Макс и Лора
-- Три кило мармелада, «Дюшес»…
-- Не так быстро, не так быстро.– Выглядит продавщица важно, а ударения ставит неправильно. Счастливый человек, между прочим. Не озабочена поиском собственного стиля.– Что еще?
-- Мне самый сладкий, Ин-дрит. Что касается мармелада, предупреждаю: бывает товар штучный, а бывает рассыпной. Надеюсь, понимаете разницу? Дело даже не в моих принципах, я руководствуюсь исключительно соображениями менталитета. Высокими соображениями.

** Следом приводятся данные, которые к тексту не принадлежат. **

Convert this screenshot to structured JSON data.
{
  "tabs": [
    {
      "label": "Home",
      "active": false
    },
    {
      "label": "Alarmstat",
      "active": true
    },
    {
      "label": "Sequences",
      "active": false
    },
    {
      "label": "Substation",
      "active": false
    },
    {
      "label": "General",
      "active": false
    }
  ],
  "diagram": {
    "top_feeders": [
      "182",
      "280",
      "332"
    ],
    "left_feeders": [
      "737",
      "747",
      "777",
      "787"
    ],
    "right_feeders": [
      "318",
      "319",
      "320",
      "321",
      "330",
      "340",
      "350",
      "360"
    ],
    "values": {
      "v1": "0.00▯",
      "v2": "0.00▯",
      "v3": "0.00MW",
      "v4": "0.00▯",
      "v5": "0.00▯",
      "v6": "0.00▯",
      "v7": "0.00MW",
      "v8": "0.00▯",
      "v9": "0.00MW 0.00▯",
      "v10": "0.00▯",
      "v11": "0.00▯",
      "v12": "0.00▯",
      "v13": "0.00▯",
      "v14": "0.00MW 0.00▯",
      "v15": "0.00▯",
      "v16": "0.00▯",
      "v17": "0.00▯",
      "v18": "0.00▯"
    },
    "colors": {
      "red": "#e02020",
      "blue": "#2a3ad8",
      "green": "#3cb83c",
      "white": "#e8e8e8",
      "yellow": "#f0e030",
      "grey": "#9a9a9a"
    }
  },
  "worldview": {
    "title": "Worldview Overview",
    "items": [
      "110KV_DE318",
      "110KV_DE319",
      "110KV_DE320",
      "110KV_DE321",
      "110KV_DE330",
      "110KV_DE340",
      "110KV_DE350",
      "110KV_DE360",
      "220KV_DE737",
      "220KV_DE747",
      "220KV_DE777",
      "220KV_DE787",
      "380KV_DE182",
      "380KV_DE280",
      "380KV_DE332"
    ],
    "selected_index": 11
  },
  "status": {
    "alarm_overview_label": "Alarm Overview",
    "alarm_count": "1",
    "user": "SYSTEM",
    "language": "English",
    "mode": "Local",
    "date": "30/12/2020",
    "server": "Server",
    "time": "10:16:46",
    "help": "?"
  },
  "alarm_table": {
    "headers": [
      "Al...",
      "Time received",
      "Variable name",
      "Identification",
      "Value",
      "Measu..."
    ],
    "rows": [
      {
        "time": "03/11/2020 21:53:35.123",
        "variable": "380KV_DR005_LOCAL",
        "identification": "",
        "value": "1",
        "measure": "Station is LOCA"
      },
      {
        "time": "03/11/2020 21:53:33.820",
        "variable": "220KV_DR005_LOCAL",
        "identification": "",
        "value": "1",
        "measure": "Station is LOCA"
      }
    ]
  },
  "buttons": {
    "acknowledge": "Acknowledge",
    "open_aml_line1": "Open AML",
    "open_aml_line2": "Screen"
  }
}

«Высокие соображения». Похожий диалог, тусклая сценка из жизни уставших приобретателей, вовсе не бред пьяный. Молодость свое берет не спрашивая, не заботясь об акцентах и ударениях. И молодые литераторы, толком не осознавшие еще сердечных наклонностей, стоят в издательских коридорах и канючат. Кто же за них будет создавать сказки? Это не в магазине мармелад сгребать дрожащими руками, здесь нужно приложить интеллект и талант, и черти его знает еще чего, и на звездное небо взглянуть, убедиться, что светила имеют достойное и соответствующее порядку расположение. И не что-нибудь малозначительное проблеять в засморканный рукав,-- сказать веско, авторитетно, совпасть с общественными вкусами и мнениями, дождаться пока идиоты-критики удовлетворятся оценками, не умереть…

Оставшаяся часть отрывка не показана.